At the hearing before D.C. Superior Court Judge Gerald I. Fisher, Guandique’s lawyers said a recording of the 911 call, as well as the D.C. police radio run, were not given to them at the time of their client’s 2010 trial. During that trial, prosecutors had argued Guandique killed Levy on May 1, 2001, while she was on a jog in Rock Creek Park.
In recent hearings, Guandique’s lawyers, with the District’s Public Defender Service, have said their client deserves a new trial, but have not filed a formal request. In addition to the 911 call, the attorneys have argued that new information they received from the prosecutors in December about the government’s main witness, Armando Morales, also merits a new trial. Morales was a former cellmate of Guandique’s who testified that Guandique confessed to him that he killed Levy.

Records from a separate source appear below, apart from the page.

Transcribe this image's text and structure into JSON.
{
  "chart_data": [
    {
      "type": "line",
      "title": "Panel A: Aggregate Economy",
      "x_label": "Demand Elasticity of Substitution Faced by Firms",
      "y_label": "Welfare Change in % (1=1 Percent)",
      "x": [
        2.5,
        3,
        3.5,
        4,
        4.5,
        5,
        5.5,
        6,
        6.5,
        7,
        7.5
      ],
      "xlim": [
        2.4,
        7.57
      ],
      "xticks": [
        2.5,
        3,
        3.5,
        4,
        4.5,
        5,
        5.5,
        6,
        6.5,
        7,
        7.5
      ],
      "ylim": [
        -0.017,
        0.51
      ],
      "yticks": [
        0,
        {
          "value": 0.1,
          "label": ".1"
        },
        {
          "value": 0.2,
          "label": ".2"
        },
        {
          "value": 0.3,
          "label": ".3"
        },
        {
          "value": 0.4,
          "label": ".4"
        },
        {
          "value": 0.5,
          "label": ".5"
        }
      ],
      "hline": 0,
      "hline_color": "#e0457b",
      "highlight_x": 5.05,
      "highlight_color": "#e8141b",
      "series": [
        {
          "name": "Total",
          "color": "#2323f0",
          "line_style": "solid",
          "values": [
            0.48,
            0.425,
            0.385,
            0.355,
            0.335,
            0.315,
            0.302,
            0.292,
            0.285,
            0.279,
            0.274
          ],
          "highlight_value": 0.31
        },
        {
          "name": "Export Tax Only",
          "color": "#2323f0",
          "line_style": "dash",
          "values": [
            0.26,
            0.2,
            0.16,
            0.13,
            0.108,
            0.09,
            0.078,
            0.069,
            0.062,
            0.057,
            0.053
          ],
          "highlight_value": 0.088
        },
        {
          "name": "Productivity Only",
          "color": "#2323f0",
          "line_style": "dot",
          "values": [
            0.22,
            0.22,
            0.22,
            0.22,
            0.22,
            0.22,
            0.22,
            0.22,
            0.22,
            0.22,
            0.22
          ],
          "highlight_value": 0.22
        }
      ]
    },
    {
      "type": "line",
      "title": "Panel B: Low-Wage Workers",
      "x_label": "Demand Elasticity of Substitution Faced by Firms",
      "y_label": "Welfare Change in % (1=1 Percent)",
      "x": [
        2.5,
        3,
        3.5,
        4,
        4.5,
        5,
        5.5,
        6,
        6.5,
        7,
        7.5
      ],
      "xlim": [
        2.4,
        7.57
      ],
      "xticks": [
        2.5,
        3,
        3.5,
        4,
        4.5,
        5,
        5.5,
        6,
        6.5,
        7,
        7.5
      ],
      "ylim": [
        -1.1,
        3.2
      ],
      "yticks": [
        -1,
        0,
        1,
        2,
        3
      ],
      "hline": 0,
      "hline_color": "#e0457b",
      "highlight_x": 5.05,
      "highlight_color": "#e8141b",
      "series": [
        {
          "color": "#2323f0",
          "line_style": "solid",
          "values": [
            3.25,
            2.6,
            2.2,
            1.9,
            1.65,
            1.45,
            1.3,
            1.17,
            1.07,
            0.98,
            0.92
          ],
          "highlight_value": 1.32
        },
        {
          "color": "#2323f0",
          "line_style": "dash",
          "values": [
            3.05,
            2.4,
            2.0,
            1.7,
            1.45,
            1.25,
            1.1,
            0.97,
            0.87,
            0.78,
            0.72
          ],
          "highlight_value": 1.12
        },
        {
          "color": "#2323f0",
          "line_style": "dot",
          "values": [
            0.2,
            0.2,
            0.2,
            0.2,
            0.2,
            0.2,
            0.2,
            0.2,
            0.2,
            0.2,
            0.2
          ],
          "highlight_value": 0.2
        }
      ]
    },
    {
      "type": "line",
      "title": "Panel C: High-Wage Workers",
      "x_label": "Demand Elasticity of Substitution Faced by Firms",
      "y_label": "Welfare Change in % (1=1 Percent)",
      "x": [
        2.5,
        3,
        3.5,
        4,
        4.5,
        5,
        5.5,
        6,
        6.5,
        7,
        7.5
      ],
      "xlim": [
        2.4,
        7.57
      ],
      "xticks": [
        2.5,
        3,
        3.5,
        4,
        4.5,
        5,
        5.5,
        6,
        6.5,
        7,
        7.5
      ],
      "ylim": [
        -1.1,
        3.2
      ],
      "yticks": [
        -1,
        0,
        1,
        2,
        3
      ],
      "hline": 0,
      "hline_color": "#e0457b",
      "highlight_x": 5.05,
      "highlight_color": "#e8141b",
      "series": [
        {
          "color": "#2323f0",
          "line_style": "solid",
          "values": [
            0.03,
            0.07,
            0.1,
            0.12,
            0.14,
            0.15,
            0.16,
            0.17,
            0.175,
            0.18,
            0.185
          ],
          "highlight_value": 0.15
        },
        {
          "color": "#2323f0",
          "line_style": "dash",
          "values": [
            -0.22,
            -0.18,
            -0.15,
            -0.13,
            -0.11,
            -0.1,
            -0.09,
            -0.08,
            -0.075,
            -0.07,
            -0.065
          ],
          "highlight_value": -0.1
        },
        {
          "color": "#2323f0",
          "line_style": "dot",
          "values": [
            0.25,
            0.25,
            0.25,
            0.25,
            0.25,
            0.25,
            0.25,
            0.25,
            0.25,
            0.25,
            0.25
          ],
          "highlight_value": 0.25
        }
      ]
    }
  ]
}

It is unclear what new information about Morales was provided to defense attorneys. Fisher restricted the public release of those details after prosecutors said they had safety concerns for Morales should that information become public.
Guandique, 30, a Salvadoran who is in the United States illegally, was convicted of first-degree murder charges after the eight-week, high-profile trial. He later was sentenced to 60 years in prison. The case drew national attention because the intern was having an affair with Gary A. Condit, the married congressman from her home town in California.